Gibb Street was mainly Rumanians back then. It was "Adio"—"Good-bye"—in all the shops when you left. Then the Rumanians started leaving. They weren't the first, or the last. This has always been a working-class neighborhood. It's like a cheap hotel—you stay until you've got enough money to leave. A lot of Slovaks and Italians moved in next. Then N**** families in the Depression. Gibb Street became the line between the blacks and the whites, like a border between countries. I watched it happen, through this very window. (2.1)

Over time, Ana has seen a ton of changes in her part of town. And with each change, her neighborhood stays segregated—different races don't live side by side. It's so extreme that Ana even compares the parts of her neighborhood to separate "countries." What do you think—is this a fair comparison?

She gave me some binoculars and told me all about the Chinese girl. (3.5)

Ana has been watching Kim work on her lima beans, and now she wants Wendell to take a look at those lima beans, too. Nosy, much? We know for sure that neither of them knows Kim's background, either, because she's definitely not Chinese (she's Vietnamese). What do you think this tells us about making assumptions about race?

I start up conversations in lines and on the bus and with cashiers. People see I'm friendly, no matter what they've heard about whites or Jews. If I'm lucky, I get 'em talking to each other. Sewing up the rips in the neighborhood. (6.2)

Sam wants to make sure people look past racial stereotypes. For him, this means being nice all the time. No matter what. Do you notice any other characters doing this, too?

One Saturday, when the garden was fullest, I stood up a minute to straighten my back. And what did I see? With a few exceptions, the blacks on one side, the whites on another, the Central Americans and Asians toward the back. The garden was a copy of the neighborhood. I guess I shouldn't have been surprised. (6.5)

When Sam looks at the garden, he sees one thing: segregation. People have separated into their own parts of the garden and aren't working across ethnic differences. Normally, Sam is an optimistic dude. But here, he doesn't sound too cheery. Why don't you think Sam is surprised by the segregation in the garden? Is he more pessimistic than we thought?

The only faces looking back were the drunks that hang out under her place. […] They liked to call me "field slave" and "share-cropper." Ask how Massa's crops is doing. I could have banged their heads together and shut 'em up, but I didn't. (9.6)

While Curtis is working on his tomato plants, a bunch of rude drunks across the street start mocking him. When they call Curtis names like "field slave," they're reminding Curtis about a dark part of American history, when African Americans were slaves. Curtis does a good job of not getting too angry about all this cruel name-calling, but in Shmoop's book, it's 100% unacceptable.

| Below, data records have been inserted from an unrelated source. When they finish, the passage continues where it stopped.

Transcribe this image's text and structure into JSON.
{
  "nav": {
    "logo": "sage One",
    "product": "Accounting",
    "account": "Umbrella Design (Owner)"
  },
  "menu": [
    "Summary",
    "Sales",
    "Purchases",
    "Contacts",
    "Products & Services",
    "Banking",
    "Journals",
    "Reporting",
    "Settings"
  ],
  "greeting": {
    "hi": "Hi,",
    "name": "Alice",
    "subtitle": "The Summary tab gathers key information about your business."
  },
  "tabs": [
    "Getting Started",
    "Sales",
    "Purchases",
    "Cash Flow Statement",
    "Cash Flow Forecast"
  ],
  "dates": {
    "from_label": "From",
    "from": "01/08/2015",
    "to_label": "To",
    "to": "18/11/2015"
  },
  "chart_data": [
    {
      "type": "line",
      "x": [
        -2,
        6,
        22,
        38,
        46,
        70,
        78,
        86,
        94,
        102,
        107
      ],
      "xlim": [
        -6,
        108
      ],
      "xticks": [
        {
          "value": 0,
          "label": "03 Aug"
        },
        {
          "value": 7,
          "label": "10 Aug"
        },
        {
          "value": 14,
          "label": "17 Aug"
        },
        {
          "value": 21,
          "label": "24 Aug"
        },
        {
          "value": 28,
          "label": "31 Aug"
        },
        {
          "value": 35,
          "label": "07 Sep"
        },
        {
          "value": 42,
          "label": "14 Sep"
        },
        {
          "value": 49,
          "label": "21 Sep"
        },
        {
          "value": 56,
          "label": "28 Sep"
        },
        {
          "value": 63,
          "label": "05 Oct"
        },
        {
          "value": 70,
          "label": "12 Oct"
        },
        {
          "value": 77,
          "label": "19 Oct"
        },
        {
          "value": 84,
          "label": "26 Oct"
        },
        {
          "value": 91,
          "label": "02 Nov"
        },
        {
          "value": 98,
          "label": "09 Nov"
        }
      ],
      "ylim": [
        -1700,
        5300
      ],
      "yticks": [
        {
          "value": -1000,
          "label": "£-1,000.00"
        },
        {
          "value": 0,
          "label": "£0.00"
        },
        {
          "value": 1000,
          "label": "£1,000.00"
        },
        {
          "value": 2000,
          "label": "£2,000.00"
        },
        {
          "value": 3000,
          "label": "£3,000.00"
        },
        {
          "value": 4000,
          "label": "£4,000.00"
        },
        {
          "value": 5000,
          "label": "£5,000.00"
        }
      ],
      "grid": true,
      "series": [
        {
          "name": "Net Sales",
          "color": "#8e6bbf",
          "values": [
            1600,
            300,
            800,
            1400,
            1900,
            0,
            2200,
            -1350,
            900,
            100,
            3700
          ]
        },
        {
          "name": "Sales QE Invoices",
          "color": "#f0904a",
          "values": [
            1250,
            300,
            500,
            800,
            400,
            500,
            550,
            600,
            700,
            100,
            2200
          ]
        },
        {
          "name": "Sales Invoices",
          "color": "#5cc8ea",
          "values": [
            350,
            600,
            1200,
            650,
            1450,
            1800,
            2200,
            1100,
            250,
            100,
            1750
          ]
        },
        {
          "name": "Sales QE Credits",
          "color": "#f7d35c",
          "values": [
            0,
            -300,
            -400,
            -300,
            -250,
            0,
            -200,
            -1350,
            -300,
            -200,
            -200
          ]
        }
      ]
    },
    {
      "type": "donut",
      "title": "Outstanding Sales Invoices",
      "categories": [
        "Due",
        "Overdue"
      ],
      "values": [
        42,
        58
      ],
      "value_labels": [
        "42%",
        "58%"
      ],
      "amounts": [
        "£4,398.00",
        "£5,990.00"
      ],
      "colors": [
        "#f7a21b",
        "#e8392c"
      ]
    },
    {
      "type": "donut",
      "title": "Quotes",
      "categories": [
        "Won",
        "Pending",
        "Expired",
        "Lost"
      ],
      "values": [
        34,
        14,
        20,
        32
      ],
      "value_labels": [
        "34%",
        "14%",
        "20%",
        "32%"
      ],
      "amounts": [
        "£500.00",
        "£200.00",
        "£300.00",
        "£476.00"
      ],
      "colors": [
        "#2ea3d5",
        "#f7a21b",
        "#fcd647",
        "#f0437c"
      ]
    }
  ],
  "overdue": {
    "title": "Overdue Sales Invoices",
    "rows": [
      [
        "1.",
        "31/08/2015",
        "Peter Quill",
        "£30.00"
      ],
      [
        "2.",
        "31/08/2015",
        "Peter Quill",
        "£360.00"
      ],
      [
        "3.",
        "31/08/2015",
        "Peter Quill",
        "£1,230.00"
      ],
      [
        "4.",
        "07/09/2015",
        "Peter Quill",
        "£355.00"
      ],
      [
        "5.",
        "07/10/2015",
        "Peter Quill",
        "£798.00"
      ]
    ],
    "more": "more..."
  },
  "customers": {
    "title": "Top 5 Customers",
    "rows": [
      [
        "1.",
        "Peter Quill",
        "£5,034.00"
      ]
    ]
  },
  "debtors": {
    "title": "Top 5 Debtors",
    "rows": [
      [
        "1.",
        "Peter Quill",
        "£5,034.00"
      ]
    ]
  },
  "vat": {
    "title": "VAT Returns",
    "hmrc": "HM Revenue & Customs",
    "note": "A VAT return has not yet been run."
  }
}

If you're Mexican, the Cubans and Puerto Ricans hate you because they think you snuck in illegally and they didn't. (11.1)

Maricela has some pretty serious thoughts about race. For starters, she feels like other people make assumptions about how she came to live in Cleveland because she's Mexican. And Maricela makes the whole thing even more complicated because she's making some assumptions of her own, right? What do you think of all these assumptions? And does Maricela get to escape stereotypes by the end of her story?

Cleveland is a city of immigrants. The Poles are especially well known here. I'd always heard that Polish men were steelworkers and that the women cooked lots of cabbage. But I'd never know one—until the garden. She was an old woman whose space bordered mine. She had a seven-block walk to the garden, the same route I took. We spoke quite often. (12.5)

Amir has heard some pretty specific stereotypes about Polish people. And before he meets a Polish woman, these stereotypes are all the information he has, which means his picture of Polish people is super skewed. Well, Amir is about to get to know his Polish neighbor pretty well, and he's going to find out just how misleading stereotypes can be.

She looked down at them and said she knew she ought to do it, but that this task reminded her too closely of her concentration camp, where the prisoners were inspected each morning and divided into two lines—the healthy to live and the others to die. Her father, an orchestra violinist, had spoken out against the Germans, which had caused her family's arrest. When I heard her words, I realized how useless was all that I'd heard about Poles, how much richness it hid, like the worthless shell around an almond. I still do not know, or car, whether she cooks cabbage. (12.5)

When Amir gets to know his Polish pal better, he discovers that the stereotypes he's heard are just plain wrong. And worse than that, they actually keep people from really learning about other individuals. Amir compares a stereotype to a "worthless shell around an almond." What do you think of this comparison? One thing is for sure: it's a good thing Amir ignores the stereotypes, because he ends up making a great friend.

Many people spoke to me that day. Several asked where I was from. I wondered if they knew as little about Indians as I had known about Poles. (12.9)

Amir realizes that racial assumptions can go both ways. And yes, it's great that Amir has learned to look past stereotypes, but does this mean that everyone has had the same realization? Are there characters that make assumptions about Amir based on his race?

My great-grandparents walked all the way from Louisiana to Colorado. That was in 1859. They were both freed slaves and they wanted to get good and far from cotton-growing country. They went over the mountains, just to be safe, and homesteaded along the Gunnison River. Which is how my grandfather and my father and my sisters and I all came to be born there, the first black family in the whole county. My father called them our Seedfolks, because they were the first of our family there. (13.1)

According to Florence, her family history has a lot to do with her race. Her great-grandparents were freed slaves moving west, so they were true pioneers. They had to find a place to live where they felt safe. And they also wanted a location where they didn't have reminders of "cotton-growing country" (because that's where enslaved African Americans were often forced to work). Sounds like a really important journey that her great-grandparents took.